INCINERATOR - ‘Work’ on burner site not worth digging into
14th August 2013 - the following article is reproduced by kind permission of Lynn News
The two sides of the bitter battle over the Lynn incinerator project have not agreed on a great deal relating to the controversial scheme, at least until now.
For when a team of workmen were spotted on the Saddlebow site with a digger on Friday morning, one might have been forgiven for wondering whether if there had been a dramatic new twist to the long-running saga.
But, both developers and campaigners were united in playing down the significance of the workers’ presence, as the wait for a series of reports on the proposal goes on.
Paul Green, a spokesman for the Cory Wheelabrator consortium that hopes to build the plant, said: “Four days of routine ground investigation works are being carried out on the north site of the proposed Willows Power and Recycling Centre.
“This is a continuation of previous investigation work that was undertaken in winter 2012. “
Meanwhile, Mike Knights, vice-chairman of the King’s Lynn Without Incineration campaign group (KLWIN) that has led public opposition to the project, also did not see the arrival as a major development.
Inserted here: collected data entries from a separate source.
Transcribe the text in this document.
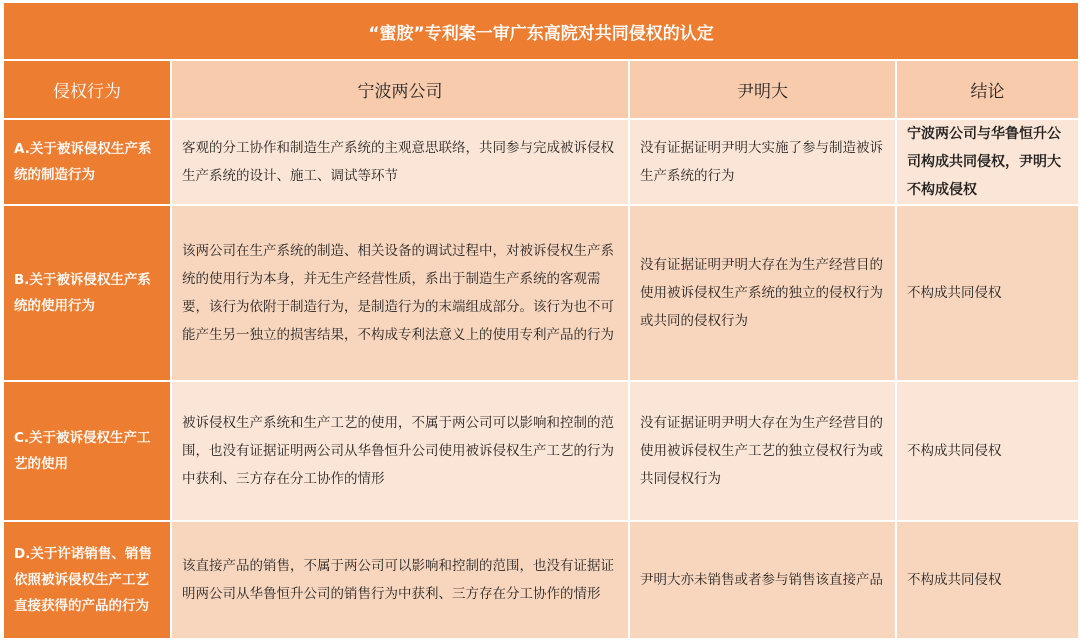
“蜜胺”专利案一审广东高院对共同侵权的认定			
侵权行为	宁波两公司	尹明大	结论
A.关于被诉侵权生产系统的制造行为	客观的分工协作和制造生产系统的主观意思联络，共同参与完成被诉侵权生产系统的设计、施工、调试等环节	没有证据证明尹明大实施了参与制造被诉生产系统的行为	宁波两公司与华鲁恒升公司构成共同侵权，尹明大不构成侵权
B.关于被诉侵权生产系统的使用行为	该两公司在生产系统的制造、相关设备的调试过程中，对被诉侵权生产系统的使用行为本身，并无生产经营性质，系出于制造生产系统的客观需要，该行为依附于制造行为，是制造行为的末端组成部分。该行为也不可能产生另一独立的损害结果，不构成专利法意义上的使用专利产品的行为	没有证据证明尹明大存在为生产经营目的使用被诉侵权生产系统的独立的侵权行为或共同的侵权行为	不构成共同侵权
C.关于被诉侵权生产工艺的使用	被诉侵权生产系统和生产工艺的使用，不属于两公司可以影响和控制的范围，也没有证据证明两公司从华鲁恒升公司使用被诉侵权生产工艺的行为中获利、三方存在分工协作的情形	没有证据证明尹明大存在为生产经营目的使用被诉侵权生产工艺的独立侵权行为或共同侵权行为	不构成共同侵权
D.关于许诺销售、销售依照被诉侵权生产工艺直接获得的产品的行为	该直接产品的销售，不属于两公司可以影响和控制的范围，也没有证据证明两公司从华鲁恒升公司的销售行为中获利、三方存在分工协作的情形	尹明大亦未销售或者参与销售该直接产品	不构成共同侵权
He said: “It doesn’t surprise me. They obviously think it’s going to go ahead. They have to work on that principle. I don’t think it’s particularly significant.”
It’s now almost two months since Norfolk County Council ordered a set of independent legal and financial reviews of the agreement between itself and Cory Wheelabrator amid officials’ claims that breaking the contract could leave taxpayers with a bill of up to £90 million.
And it is nearly three months since the public inquiry called to consider whether the scheme should finally be given planning permission ended.
But, with a planning decision not expected until early next year, and no timescale for the council-ordered reviews, it may be that the sight of the workers and the digger on site might be the most to happen there for a long time yet.
However, campaigners are continuing to raise funds for what could still be a long fight.